Natalie Schibell, VP, Principal Analyst, Forrester
Natalie kicked off the webinar by outlining some of the greatest challenges facing healthcare today. The US is seeing sweeping healthcare workforce shortages and there’s a mental health crisis, an aging population (“the silver tsunami”), large income-based health disparities, and a lack of transparency. At the same time, healthcare spending has reached a critical tipping point, with $4.3 trillion annual healthcare spend in the US. This challenging landscape is the backdrop to consumer healthcare trends shaping the future of the industry.
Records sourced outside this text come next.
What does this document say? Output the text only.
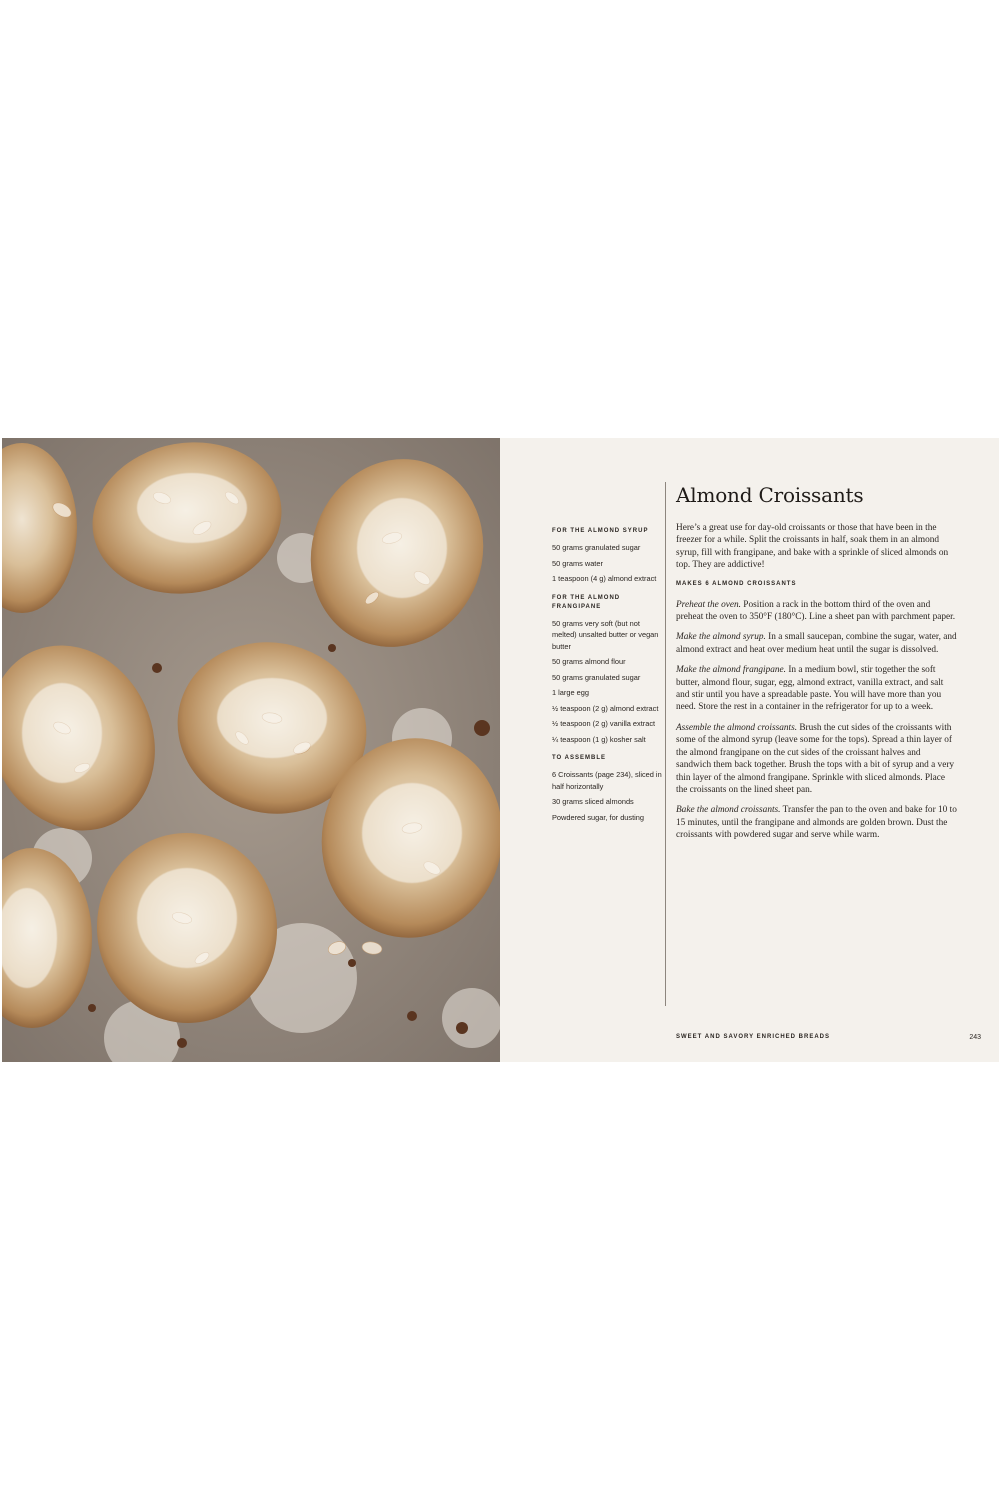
FOR THE ALMOND SYRUP

50 grams granulated sugar

50 grams water

1 teaspoon (4 g) almond extract

FOR THE ALMOND FRANGIPANE

50 grams very soft (but not melted) unsalted butter or vegan butter

50 grams almond flour

50 grams granulated sugar

1 large egg

½ teaspoon (2 g) almond extract

½ teaspoon (2 g) vanilla extract

¼ teaspoon (1 g) kosher salt

TO ASSEMBLE

6 Croissants (page 234), sliced in half horizontally

30 grams sliced almonds

Powdered sugar, for dusting

Almond Croissants

Here’s a great use for day-old croissants or those that have been in the freezer for a while. Split the croissants in half, soak them in an almond syrup, fill with frangipane, and bake with a sprinkle of sliced almonds on top. They are addictive!

MAKES 6 ALMOND CROISSANTS

Preheat the oven. Position a rack in the bottom third of the oven and preheat the oven to 350°F (180°C). Line a sheet pan with parchment paper.

Make the almond syrup. In a small saucepan, combine the sugar, water, and almond extract and heat over medium heat until the sugar is dissolved.

Make the almond frangipane. In a medium bowl, stir together the soft butter, almond flour, sugar, egg, almond extract, vanilla extract, and salt and stir until you have a spreadable paste. You will have more than you need. Store the rest in a container in the refrigerator for up to a week.

Assemble the almond croissants. Brush the cut sides of the croissants with some of the almond syrup (leave some for the tops). Spread a thin layer of the almond frangipane on the cut sides of the croissant halves and sandwich them back together. Brush the tops with a bit of syrup and a very thin layer of the almond frangipane. Sprinkle with sliced almonds. Place the croissants on the lined sheet pan.

Bake the almond croissants. Transfer the pan to the oven and bake for 10 to 15 minutes, until the frangipane and almonds are golden brown. Dust the croissants with powdered sugar and serve while warm.

SWEET AND SAVORY ENRICHED BREADS	243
- Wavering consumer trust. From pervasive healthcare misinformation to unequal, biased data and healthcare data breaches, Natalie said that consumer trust in healthcare and pharmaceuticals needs a reboot. “Healthcare will exit the trusted category as misinformation and cyber attacks persist,” she said. Natalie detailed the ways in which consumer trust in healthcare organizations is eroding, and asserted that “the healthcare industry must make significant changes to enable a digital-first future that is equitable, privacy led, and financially viable.”
- The rise of consumer-led data sharing. Natalie discussed how consumer-led data sharing will push organizations to evolve and help the healthcare industry begin to address, rather than perpetuate, unequal outcomes. Inclusive data will help overcome barriers, ensuring data is representative of the people therapies and treatments intend to help. Healthcare organizations need to focus on inclusive design, and think about how they can “position themselves to show patients and members that they’re truly motivated to help enable their long-term health and wellness, and then set them up for success,” Natalie said.
- Artificial intelligence will revolutionize the healthcare and pharma industry. In the coming years, the healthcare and pharma industry will leverage AI to optimize data flow with ease. And as healthcare data analytics become more reliant on data generated by patients and members, AI tools will propel precision medicine—AI will “monitor, transform, and analyze data to predict disease and and develop personalized treatments, potentially improving health outcomes and the cost of care,” Natalie said. Likewise, Natalie shared that we’ll see AI being leveraged to mitigate physician burnout and provider shortages by lessening administrative burden and augmenting diagnostic capabilities in rural locations where provider shortages are more common.
- Remote decentralized clinical trials (RDCTs) will dominate trial operations. The pandemic catapulted clinical studies into the remote/virtual realm, and that trend doesn’t seem to be stopping. Between 2019 and 2021, RTDC commencements more than tripled, Natalie said. “The pressure to speed up time-to-market and clinical study diversity will leave the industry with no option but to embrace trial decentralization,” she asserted. The industry will rely on innovative new technologies for remote monitoring, telemedicine, and engagement, and lessen financial and time burdens on patients and researchers, Natalie said.
- Value-based care will become the primary reimbursement method. As consumers demand more value and transparency about healthcare costs and the value they’re getting from their healthcare systems, value-based care will be “essential to moving the needle on trust in healthcare,” Natalie said. Home-based care services and labor force transformation will be key to “enabling healthcare organizations to embrace value-based care and take on more downside risk,” she added.
Success in the face of future consumer healthcare trends
Natalie ended her talk with a brief roadmap for platformization in the healthcare and life sciences sector. Platforms of the future will be key to optimizing industry workflows, so companies can succeed in the face of consumer healthcare trends like the ones outlined here.
Market Logic’s Nanad Savic, Senior Product Owner, shared an example of an innovative insights-engagement platform designed to streamline market research compliance, collaboration, and reporting workflows typical for research and insights professionals in the pharma and healthcare industry.
In the panel discussion that followed, Market Logic’s Stefan Ropers, CEO, joined, and the speakers discussed pressing topics in consumer healthcare market research, including:
- What is the role of insights teams and consumer insights in responding to a rapidly changing industry?
- What should healthcare enterprises focus on to help avoid disruption and protect themselves from the volatile markets ahead?
- What is the biggest challenge facing market research teams in the healthcare and pharmaceuticals industries?